Répondant au vif désir qui Nous a été exprimé, Nous sommes heureux, Messieurs, d'accueillir les membres du premier Congrès Latin d'Ophtalmologie, qui se tient actuellement à Rome. La naissance de nouveaux Organismes internationaux de recherche scientifique Nous réjouit toujours, car Nous aimons saluer et encourager la collaboration pacifique et bienfaisante de tous ceux qui se dévouent à la science et au service des hommes.

Nous voyons aujourd'hui devant Nous un groupe important d'éminents spécialistes venus non seulement des pays latins d'Europe, mais aussi de plusieurs autres des vastes régions de l'Amérique, qui aiment à s'appeler latines. Cette communauté de culture vous conviait à Rome de préférence, foyer toujours vivant d'une civilisation deux fois millénaire. Nous formons les vœux les plus sincères pour le plein succès de vos travaux, auxquels Nous portons le plus grand intérêt.

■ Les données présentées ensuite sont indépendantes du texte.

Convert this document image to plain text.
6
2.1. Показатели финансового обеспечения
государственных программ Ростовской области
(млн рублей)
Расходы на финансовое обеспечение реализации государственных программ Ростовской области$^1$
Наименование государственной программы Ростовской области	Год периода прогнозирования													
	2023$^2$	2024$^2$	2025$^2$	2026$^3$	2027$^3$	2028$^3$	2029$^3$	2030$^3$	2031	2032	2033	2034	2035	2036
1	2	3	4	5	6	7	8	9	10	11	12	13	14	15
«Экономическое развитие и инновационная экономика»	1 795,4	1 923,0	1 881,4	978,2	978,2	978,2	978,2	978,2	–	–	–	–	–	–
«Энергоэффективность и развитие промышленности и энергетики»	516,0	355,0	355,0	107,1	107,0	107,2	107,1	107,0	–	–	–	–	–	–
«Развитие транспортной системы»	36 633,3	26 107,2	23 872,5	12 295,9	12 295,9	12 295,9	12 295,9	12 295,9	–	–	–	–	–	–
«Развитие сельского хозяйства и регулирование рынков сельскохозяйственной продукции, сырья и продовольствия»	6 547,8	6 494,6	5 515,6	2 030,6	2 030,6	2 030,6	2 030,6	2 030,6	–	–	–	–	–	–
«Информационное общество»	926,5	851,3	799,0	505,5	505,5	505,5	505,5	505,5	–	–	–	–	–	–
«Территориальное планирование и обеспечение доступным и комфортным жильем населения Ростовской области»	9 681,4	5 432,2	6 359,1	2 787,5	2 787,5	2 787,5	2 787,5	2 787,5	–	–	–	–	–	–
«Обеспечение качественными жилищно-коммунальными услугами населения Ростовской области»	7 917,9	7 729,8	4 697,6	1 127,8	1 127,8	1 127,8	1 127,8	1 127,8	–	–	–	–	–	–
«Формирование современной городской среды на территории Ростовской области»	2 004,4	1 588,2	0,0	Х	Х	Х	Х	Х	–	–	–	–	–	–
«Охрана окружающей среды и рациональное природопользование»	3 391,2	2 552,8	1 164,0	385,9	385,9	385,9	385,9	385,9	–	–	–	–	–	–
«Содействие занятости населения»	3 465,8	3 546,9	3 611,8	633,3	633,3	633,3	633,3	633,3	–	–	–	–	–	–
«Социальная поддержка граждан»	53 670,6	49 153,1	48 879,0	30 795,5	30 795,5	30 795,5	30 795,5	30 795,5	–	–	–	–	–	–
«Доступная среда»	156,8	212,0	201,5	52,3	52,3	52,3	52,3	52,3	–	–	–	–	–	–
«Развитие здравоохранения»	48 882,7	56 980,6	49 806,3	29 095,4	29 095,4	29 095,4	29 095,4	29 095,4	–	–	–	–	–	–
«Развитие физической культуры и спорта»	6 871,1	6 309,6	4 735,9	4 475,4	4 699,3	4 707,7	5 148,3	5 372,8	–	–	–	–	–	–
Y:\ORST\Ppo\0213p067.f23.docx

Parmi les branches de la science médicale, l'ophtalmologie est une des plus délicates et des plus complexes à cause même de son objet, l'œil humain. De tout temps le merveilleux fonctionnement de cet organe a suscité l'admiration ; mais la science médicale empirique des anciens demeurait généralement impuissante devant les infirmités de l'œil. C'est pourquoi l'on s'adressait avec plus de confiance aux dieux qu'aux hommes pour obtenir la guérison: dans l'antique temple d'Esculape à Épidaure, les inscriptions concernant les yeux étaient innombrables. D'après les Livres Saints de l'Ancien Testament et du Nouveau, la guérison des yeux malades passait pour tout à fait extraordinaire. Dans le livre de Tobie, la guérison du vieil aveugle tient une place importante et fait l'objet d'un récit fort pittoresque. De même peut-on lire dans les Évangiles plusieurs détails précis concernant l'attitude de Notre Seigneur envers les malades privés de la lumière. Les gestes de Notre Seigneur ne relevaient évidemment pas de la médecine, et s'il jugea bon de déployer une certaine mise en scène, c'était sans doute pour témoigner son affection envers les malades et souligner ainsi son rôle de médecin des âmes. On peut en effet remarquer chez lui l'habitude constante de faire passer des réalités matérielles aux réalités spirituelles, de la lumière du corps à la lumière de l'âme. Cela ne veut pas dire qu'il se désintéressait des maladies du corps; bien des fois au contraire les Évangélistes ont noté qu'il était ému de compassion devant les souffrances et que ses interventions miraculeuses avaient pour point de départ une misère à soulager.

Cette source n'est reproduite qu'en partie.